TTUAC linked to Hana Williams’ Death

Fox News has connected the dots and has implicated the book, To Train Up A Child in it’s coverage of Hana Grace’s Death in its article, Book advocating extreme discipline may be connected to deaths of adopted children. (eta: this link has been removed from the Fox News website so I am linking to the Internet Archives.  To see the article, please scroll down past the video which is attempting to load.)

I would like to correct one mistake in the article, Michael Pearl is not Amish.

Now to take on this quote:

In the book, Pearl explains how to use a plumbing tool to switch children starting at age one. Pearl advocates giving cold water baths when potty training, putting children outside in cold weather and having them miss meals, all examples of abuse investigators said Hana endured.

They don’t mention that parents are instructed to use a smaller and lighter switch on children under the age of one.(see question 9)

Now, someone is bound to insist that the rest of this quote is a lie.  Here are quotes from the book, To Train Up A Child which you can read online at http://www.quicksilverqueen.com/ttuacbook.html.

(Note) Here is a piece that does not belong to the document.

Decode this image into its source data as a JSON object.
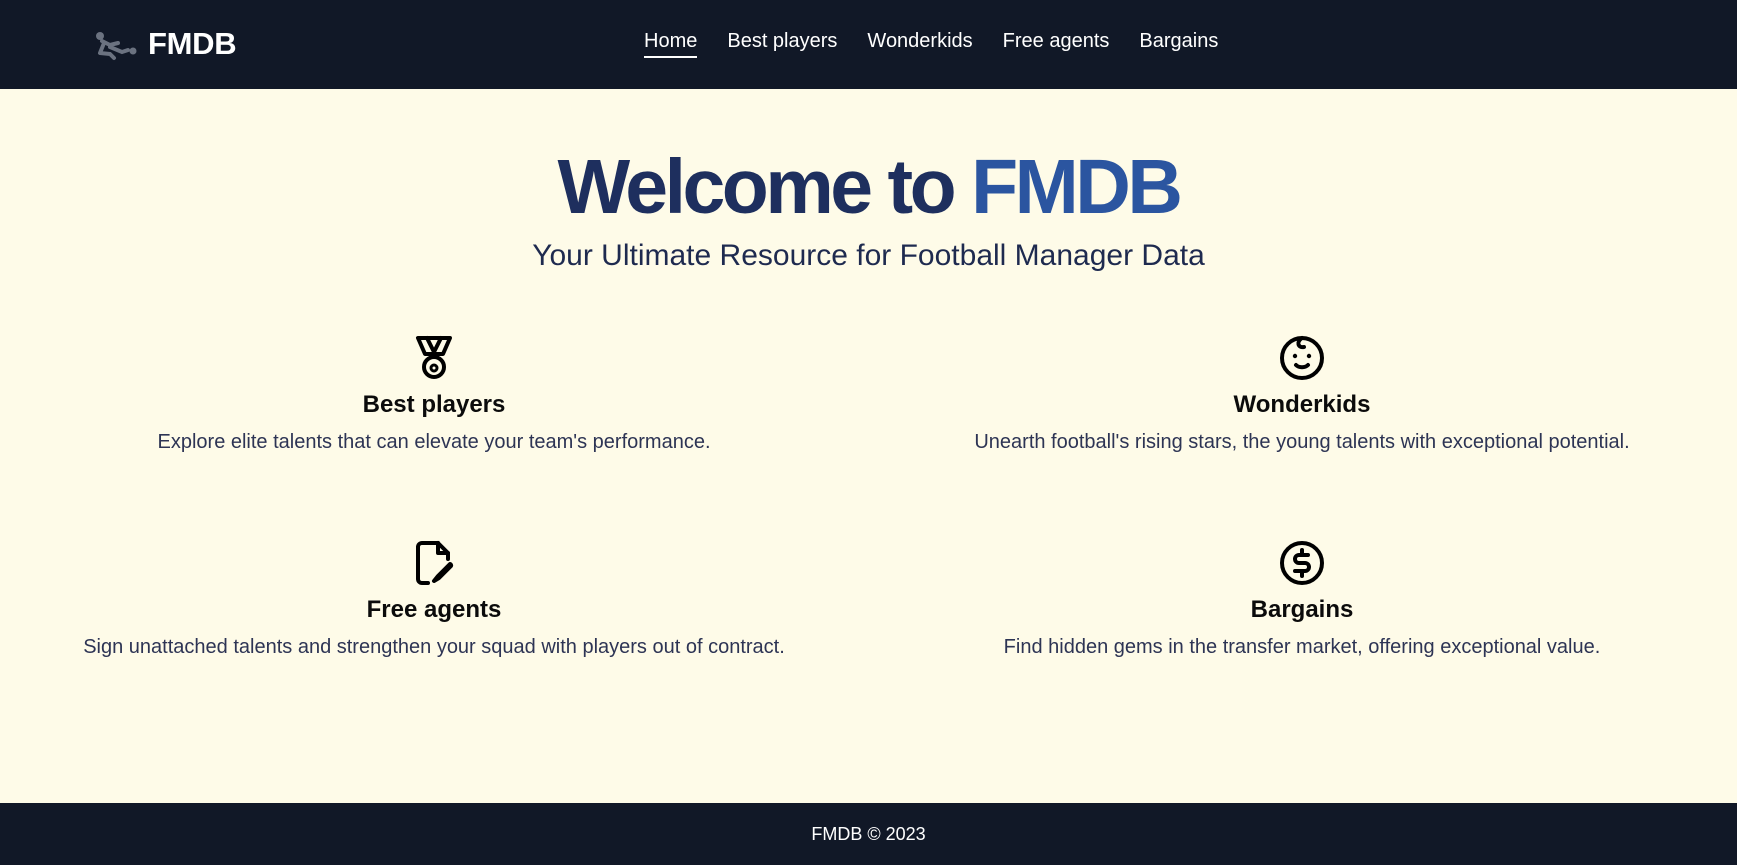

So, my suggestion was that the father explain to the boy that, now that he was a man, he would no longer be washed in the house. He was too big and too stinky to be cleaned by the babywipes. From now on, he would be washed outside with a garden hose. The child was not to be blamed. This was to be understood as just a progressive change in methods. The next dump, the father took him out and merrily, and might I say, carelessly, washed him off. What with the autumn chill and the cold well water, I don’t remember if it took a second washing or not, but, a week later, the father told me his son was now taking himself to the pot. The child weighed the alternatives and opted to change his lifestyle. Since then, several others have been the recipients of my meddling, and it usually takes no more than three cheerful washings.

Now, there are some flavors or textures that we just have an aversion for. Allow each child one or two dislikes, just don’t let their preferences be too limited. If a child doesn’t like what is on the table, let him do without until the next meal. A little fasting is good training. If you get a child who is particularly finicky and only eats a limited diet, then feed him mainly what he doesn’t like until he likes it.

I have said before that the Williams took these teachings way further than Pearl ever intended with their adopted children. Notice that Pearl said that washing the child outside 3 times should be enough. The Williams made it into a lifestyle. Also, I have never seen Pearl mention making the child stand outside without proper clothing as a punishment. However, they did follow the teachings correctly with their biological children. If the investigations mentioned in this article should show that the biological children were being abused, this will have serious implications for the Pearls’ teachings.

The Williams are due back in court on Oct 6.

2 Comments

  1. Cusanus on October 26, 2011 at 9:35 pm

    So glad to hear that you know Jesus, Linda. Actually, I don’t approve even of the Pearl methods. Somebody showed me how to do it when the time came, and I did it, I didn’t need to be switched or sprayed with a hose, and if a child doesn’t want to eat something, it’s probably because the child knows it isn’t the right food, though I found it necessary with my first son to coax him a great deal to eat or he’d starve himself. That and other serious behavioral difficulties in my three children turned out to be due to poisoning from vaccines and amalgams, but I wasn’t able to fix that 100% for another 25 years by which time two of us had been badly damaged and two others so badly that they were unable to recover and are now 100% disabled. The fruits of the spirit are long suffering and patience and kindness, not routine punishment. After I first met Jesus in 1981, I was asked to teach in a Christian school, where the pastor demonstrated how to punish the children for trivial errors such as failing an exam. They were told to place their hands on the desk while bending over, and then were struck with a flexible bat made of very heavy meter sticks taped together. The idea was to make a full swing like in baseball, so that their heels came up off the floor from the force of each of 2-3 blows. After he demonstrated this, I went along a few times until I realized that his real intent was that the children be brutally assaulted, but that I later take the blame for such cruelty. After that, I tried to alert the board but failed, and when I explained it to the parents I was fired on the spot with 1 month left of the school year and my wife then pregnant with our third child, having already been forced to run up credit cards to get enough food on the table. I really believe that this pastor, and the board perhaps, should have been charged with child abuse/assault and imprisoned for at least a year, and myself perhaps for not going directly to the police. I should mention that this and more horrors against the name of Christ took place in Mt. Vernon, Washington. These many years later I have a good church and am surrounded by spirit filled Christians who aren’t hiding a knife or embezzling money, but I now have one eye open all the time. All glory to God.

    • Hermana Linda on October 27, 2011 at 10:37 am

      Thank you for sharing your testimony. All glory to God.